F&A Mag. : Quelles seront les principales étapes du développement du marché de la voiture autonome ?
E.B. : Il est à prévoir que le déploiement des voitures autonomes se fera par étapes pour adresser les risques et les freins décrits ci-dessus.
• Une autonomie graduelle : les véhicules produits fourniront progressivement des niveaux d’autonomie de plus en plus élevés (2, 3, 4 puis 5) dans les années à venir.
• Un déploiement régulé par pays ou région : les véhicules autonomes seraient autorisés dans certaines zones géographiques (comme des voies dédiées pour bus autonomes) ou par certaines conditions (file de voitures se suivant sur autoroute par exemple – « platooning »).
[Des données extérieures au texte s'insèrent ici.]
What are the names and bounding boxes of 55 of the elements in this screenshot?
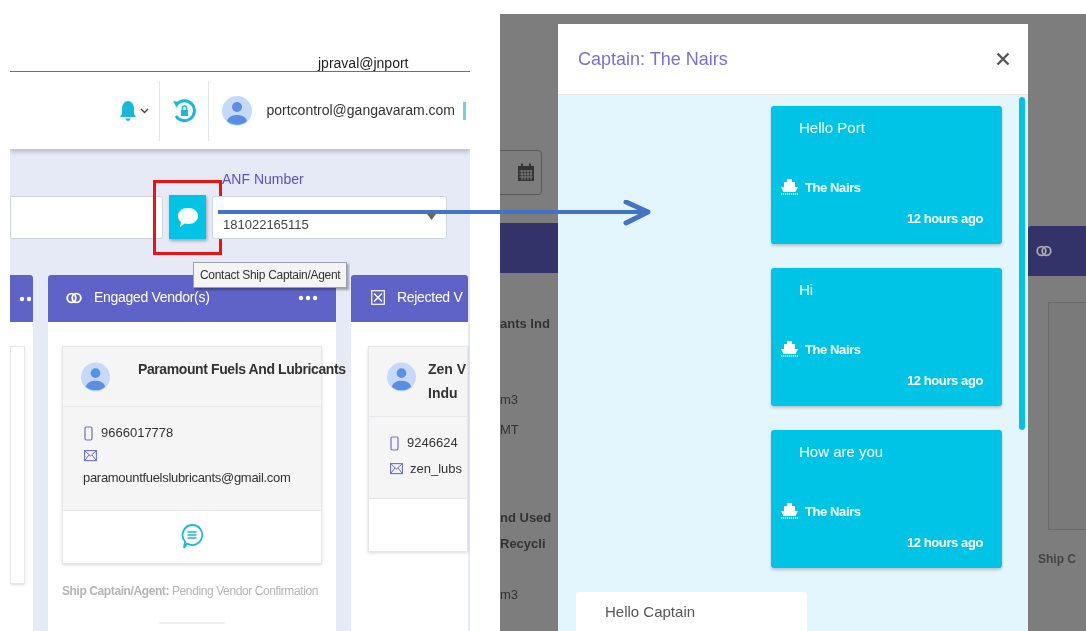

• Un service de « car-sharing » ou « car-hailing » pour financer et tester le marché : déjà engagé par certains constructeurs, des flottes de voitures seront utilisables par simple inscription et application smartphone.
Il reste ainsi aux constructeurs à définir leurs solutions électroniques et logicielles à des fins de production pour des systèmes innovants, évolutifs et standardisés. C’est sur ces points que les processeurs de Kalray offrent la solution adaptée à ce nouveau marché.